Gap in unpaid work
Women picking up the housework, childcare slack
UNPAID work done by Victorian women is worth more than $205 billion to the state economy each year, a new report has found.
Women do 1.7 times more unpaid work than men, which accounts for 63 per cent of the total amount of unpaid labour around Victoria, early results from a Deloitte Access Economics study show.
The study, commissioned by the state government, says such work is equal to half the state’s gross state product in 2017-18.
It follows a national PricewaterhouseCoopers study, that found such work included volunteering, childcare, caring for adults and domestic labour.
The top locations for unpaid work per capita in Victoria are Point Cook, Carlton North, Melbourne CBD, Southbank and Brunswick East.
The PwC study found men do almost twice as much paid work as women.
Minister for Women Natalie Hutchins said the burden of unpaid work and time out of the workplace to care for children were two of the main drivers of the gender pay gap, which sees women earn $244 a week less than men.
“Putting a dollar figure on unpaid domestic and care work means we can actually value it,” Ms Hutchins said. “When we value unpaid work, it’s more likely we’ll share it.
“Until we have gender balance with unpaid work we won’t close the pay gap between men and women.”
Prue Gilbert, chief executive of the Grace Papers — an organisation helping workplaces juggle work and family more equally — said the research confirmed the experi- ences of many families who “share the unpaid labour equally until the arrival of their first baby”.
Ms Gilbert said women also take the majority of parental leave — both paid and unpaid — and are paid less than their male partners.
“Most couples make decisions about career and care based on their financial situation, rather than exploring the potential for both to work and share the care and domestic duties,” she said.

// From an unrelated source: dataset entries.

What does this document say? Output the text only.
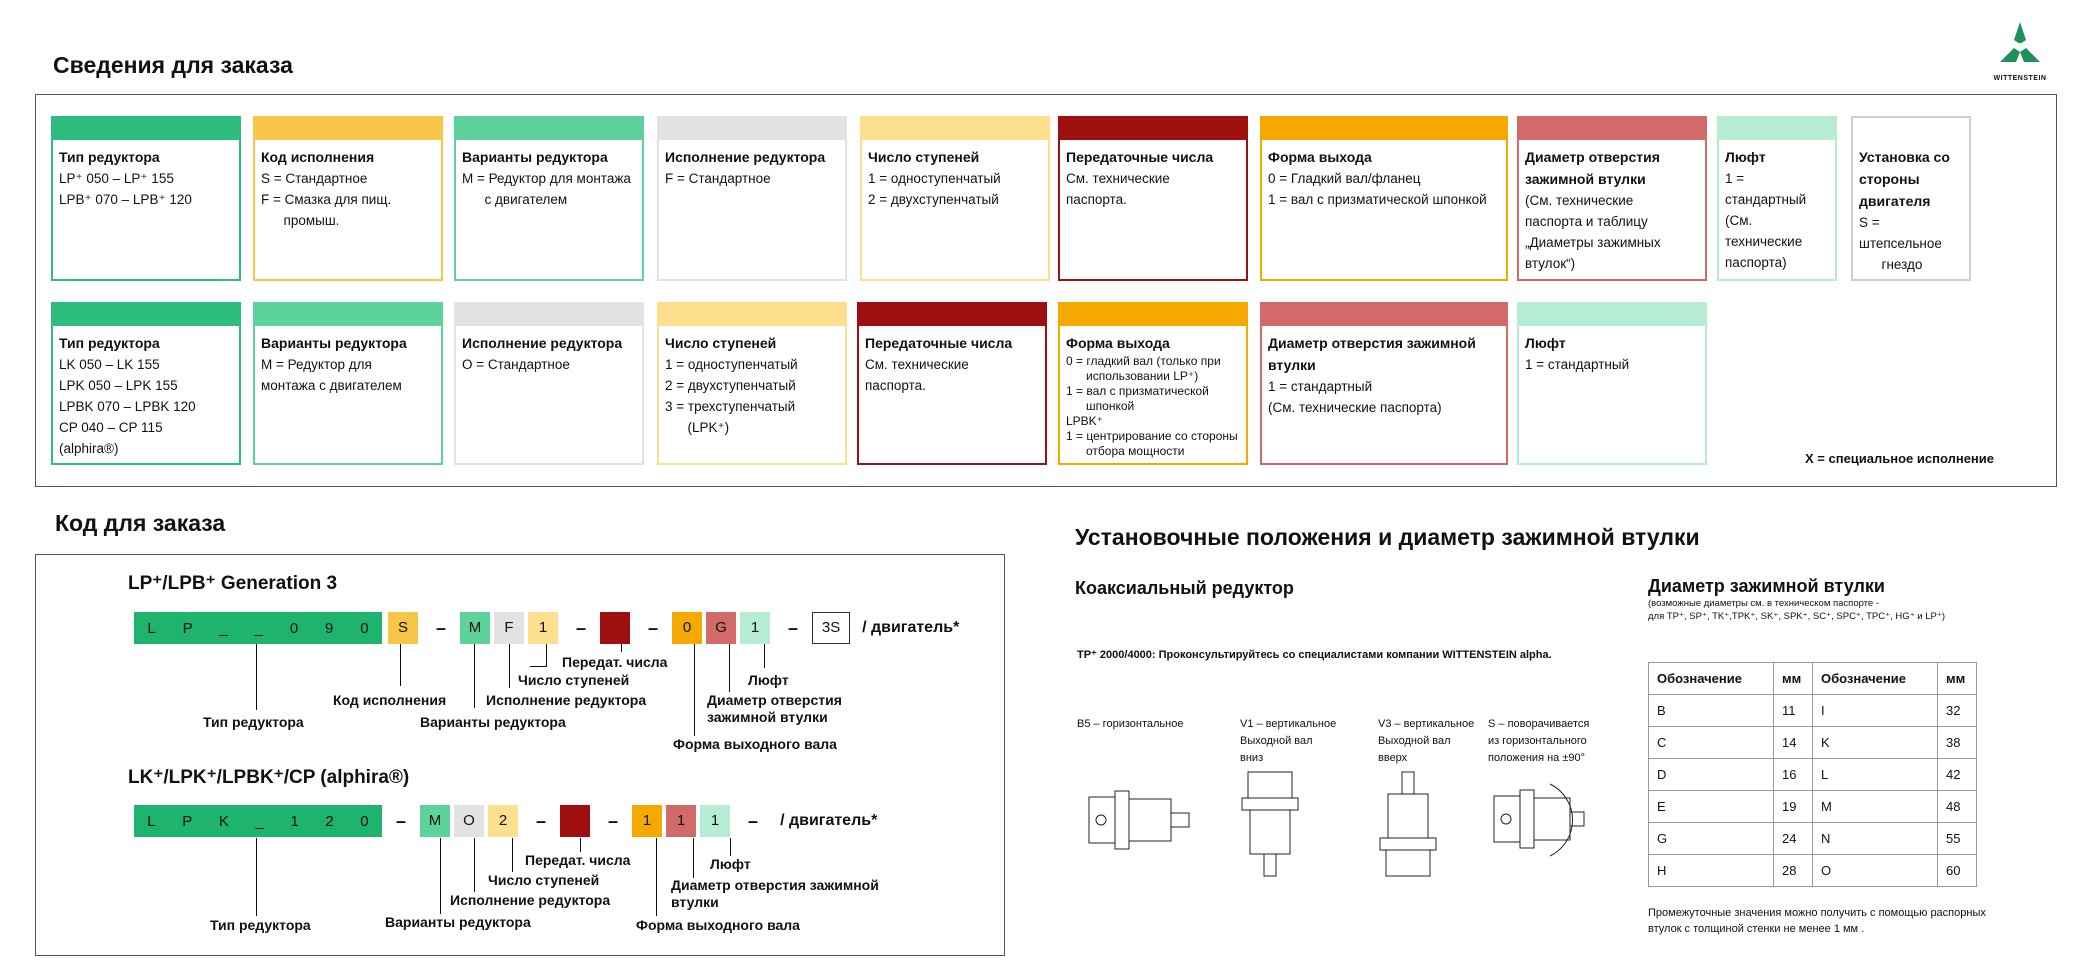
Сведения для заказа
WITTENSTEIN
Тип редуктора
LP⁺ 050 – LP⁺ 155
LPB⁺ 070 – LPB⁺ 120
Код исполнения
S = Стандартное
F = Смазка для пищ.
промыш.
Варианты редуктора
M = Редуктор для монтажа
с двигателем
Исполнение редуктора
F = Стандартное
Число ступеней
1 = одноступенчатый
2 = двухступенчатый
Передаточные числа
См. технические
паспорта.
Форма выхода
0 = Гладкий вал/фланец
1 = вал с призматической шпонкой
Диаметр отверстия зажимной втулки
(См. технические
паспорта и таблицу
„Диаметры зажимных
втулок“)
Люфт
1 = стандартный
(См.
технические
паспорта)
Установка со стороны двигателя
S = штепсельное
гнездо
Тип редуктора
LK 050 – LK 155
LPK 050 – LPK 155
LPBK 070 – LPBK 120
CP 040 – CP 115
(alphira®)
Варианты редуктора
M = Редуктор для
монтажа с двигателем
Исполнение редуктора
O = Стандартное
Число ступеней
1 = одноступенчатый
2 = двухступенчатый
3 = трехступенчатый
(LPK⁺)
Передаточные числа
См. технические
паспорта.
Форма выхода
0 = гладкий вал (только при
использовании LP⁺)
1 = вал с призматической
шпонкой
LPBK⁺
1 = центрирование со стороны
отбора мощности
Диаметр отверстия зажимной втулки
1 = стандартный
(См. технические паспорта)
Люфт
1 = стандартный
X = специальное исполнение
Код для заказа
LP⁺/LPB⁺ Generation 3
L P _ _ 0 9 0	S	–	M	F	1	–	5	–	0	G	1	–	3S	/ двигатель*
LK⁺/LPK⁺/LPBK⁺/CP (alphira®)
L P K _ 1 2 0 –	M	O	2	–	7	–	1	1	1	– / двигатель*
Тип редуктора
Код исполнения
Варианты редуктора
Исполнение редуктора
Число ступеней
Передат. числа
Форма выходного вала
Диаметр отверстия зажимной втулки
Люфт
Тип редуктора	Варианты редуктора
Исполнение редуктора
Число ступеней
Передат. числа
Форма выходного вала
Диаметр отверстия зажимной втулки
Люфт
Установочные положения и диаметр зажимной втулки
Коаксиальный редуктор
TP⁺ 2000/4000: Проконсультируйтесь со специалистами компании WITTENSTEIN alpha.
B5 – горизонтальное	V1 – вертикальное
Выходной вал
вниз
V3 – вертикальное
Выходной вал
вверх
S – поворачивается
из горизонтального
положения на ±90°
Диаметр зажимной втулки
(возможные диаметры см. в техническом паспорте -
для TP⁺, SP⁺, TK⁺,TPK⁺, SK⁺, SPK⁺, SC⁺, SPC⁺, TPC⁺, HG⁺ и LP⁺)
Обозначение	мм	Обозначение	мм
B	11	I	32
C	14	K	38
D	16	L	42
E	19	M	48
G	24	N	55
H	28	O	60
Промежуточные значения можно получить с помощью распорных
втулок с толщиной стенки не менее 1 мм .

Brooke Ryan, 38, has been on maternity leave from the Department of Environment, Land, Water and Planning since the birth of her baby, Oliver, six months.
“When I am at home, of course I am the one looking after the baby and doing the majority of the domestic tasks,” she said.
Ms Ryan is going back to work part-time in February and her husband, Blake, will look after OIiver one day a week. “Once I’m back at work it will be more important to share tasks,” she said.
The full report from Deloitte will be available later this year.
Brooke Ryan is on maternity leave and doing lots of unpaid work caring for baby Oliver, six months, along with housework.